If you were to find some kind of redeeming value in Nagatoro herself, it’d be that through her meanness, she seems to admire him for his ambition as an artist. Even though she treats him like crap every step of the way, she spends the first episode asking him questions about his manga and requests to have him draw a self-portrait without immediately throwing his hobby aside and calling his work trash as her friends did.

It’s a stretch to say that any of that proves Nagatoro is a good person who isn’t quick to twist the knife in Senpai’s back whenever she feels like it, but there is potential in Ijiranaide, Nagatoro-san exploring her softer side in encouraging Senpai to at least defend his artwork. It can be a tough to digest Ijiranaide, Nagatoro-san with how the caveat of the show is enjoying Senpai’s pain as Nagatoro viciously ridicules him, but underneath the surface, it’s also easy to see how the story can become a guilty pleasure, especially as Nagatoro begins to soften up around him.

12 Comments

  1. I love the manga but I’m not so sure about the anime. The main thing that puts me off is Nagatoro’s voice. Senpai’s voice is perfect, but Nagatoro’s just seems wrong. I’ve got no problem with Uesaka-san’s acting per se as I’ve liked plenty of her other roles, and she did seem to tone it down slightly from the PV, but it just rubs me the wrong way. It’s just too sadistic, which ends up making the whole thing too cruel.

    Oh God, should I wait and see if there’s a dub?

    Angelus
  2. Eh, that was still a pretty cute first episode and not as mean-spirited as I had expected.
    As someone who hasn’t read the manga and only knew her smug faces before, her voice worked for me. In fact I thought that she was voiced by some new seiyuu instead of the VA that voiced characters like Dekomori or Shalltear.

    boingman
  3. I remember reading the first couple of chapters of this manga before dropping it. It struck me as supernatural/mystery – as in the “how the hell did a doormat gain sentience and start moving around like a highschool boy” kind of supernatural/mystery.

    Litho
  4. Well, I experienced bullying in high school, it wasn´t as bad as you see many animes and mangas so I was able to deal with it without any lasting trauma so that´s why I didn’t what to feel about this series but I´m willing to give it a few episodes to see if it´s worth a try. At least Nagatoro´s faces are a hell of a fun to watch.

    haseo0408
  5. Pretty much unbearable from start to finish. Had no idea what this anime was about so I kept on watching, waiting for some plot twist when the real story would start…
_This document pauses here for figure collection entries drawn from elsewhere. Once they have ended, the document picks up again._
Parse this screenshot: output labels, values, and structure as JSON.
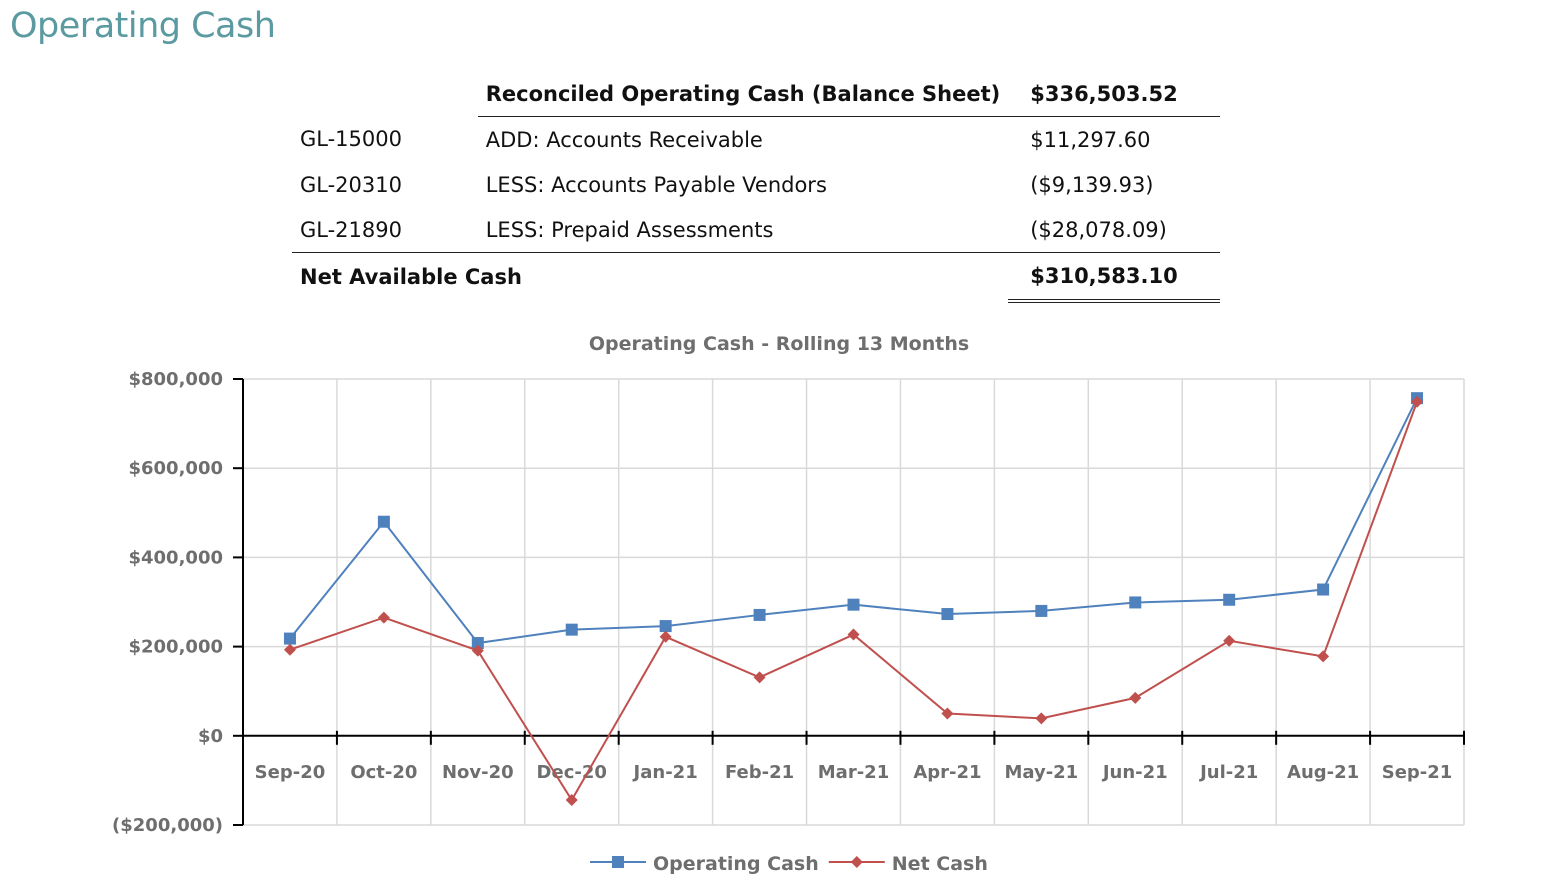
{
  "page": {
    "title": "Operating Cash"
  },
  "reconciliation": {
    "header": {
      "label": "Reconciled Operating Cash (Balance Sheet)",
      "amount": "$336,503.52"
    },
    "rows": [
      {
        "gl": "GL-15000",
        "description": "ADD: Accounts Receivable",
        "amount": "$11,297.60"
      },
      {
        "gl": "GL-20310",
        "description": "LESS: Accounts Payable Vendors",
        "amount": "($9,139.93)"
      },
      {
        "gl": "GL-21890",
        "description": "LESS: Prepaid Assessments",
        "amount": "($28,078.09)"
      }
    ],
    "total": {
      "label": "Net Available Cash",
      "amount": "$310,583.10"
    }
  },
  "chart_data": {
    "type": "line",
    "title": "Operating Cash - Rolling 13 Months",
    "xlabel": "",
    "ylabel": "",
    "categories": [
      "Sep-20",
      "Oct-20",
      "Nov-20",
      "Dec-20",
      "Jan-21",
      "Feb-21",
      "Mar-21",
      "Apr-21",
      "May-21",
      "Jun-21",
      "Jul-21",
      "Aug-21",
      "Sep-21"
    ],
    "ylim": [
      -200000,
      800000
    ],
    "yticks": [
      -200000,
      0,
      200000,
      400000,
      600000,
      800000
    ],
    "ytick_labels": [
      "($200,000)",
      "$0",
      "$200,000",
      "$400,000",
      "$600,000",
      "$800,000"
    ],
    "grid": true,
    "legend_position": "bottom-center",
    "series": [
      {
        "name": "Operating Cash",
        "color": "#4f81bd",
        "marker": "square",
        "values": [
          218000,
          480000,
          208000,
          238000,
          246000,
          271000,
          294000,
          273000,
          280000,
          299000,
          305000,
          328000,
          757000
        ]
      },
      {
        "name": "Net Cash",
        "color": "#c0504d",
        "marker": "diamond",
        "values": [
          193000,
          265000,
          191000,
          144000,
          222000,
          131000,
          227000,
          50000,
          39000,
          85000,
          213000,
          178000,
          749000
        ],
        "signs": [
          1,
          1,
          1,
          -1,
          1,
          1,
          1,
          1,
          1,
          1,
          1,
          1,
          1
        ]
      }
    ]
  }
}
    I can’t believe this is actually it.

    I guess I’m too old to even understand these types of behaviors or why anyone would want to sit willingly through a “romanticized” anime version of them. When I was in high school, literally no one was that pathetic (talking about both of them).

    Yann
  6. Let’s compare this to other “bullying/teasing” anime/manga: Takagi-san and Uzaki-chan.

    Takagi-san comes across as a sociopath who wants to completely break down someone to easily doinate him. Uzaki-chan is more lighthearted teasing and it’s clear she likes the dude but that she may not fully grok how much.

    With Nagatoro, its pretty clear early on that she does kinda like him and enjoys being around him with the teasing just being the excuse. In contrast to Takagi-san, Nagatoro’s teasing is more personal and even intimate.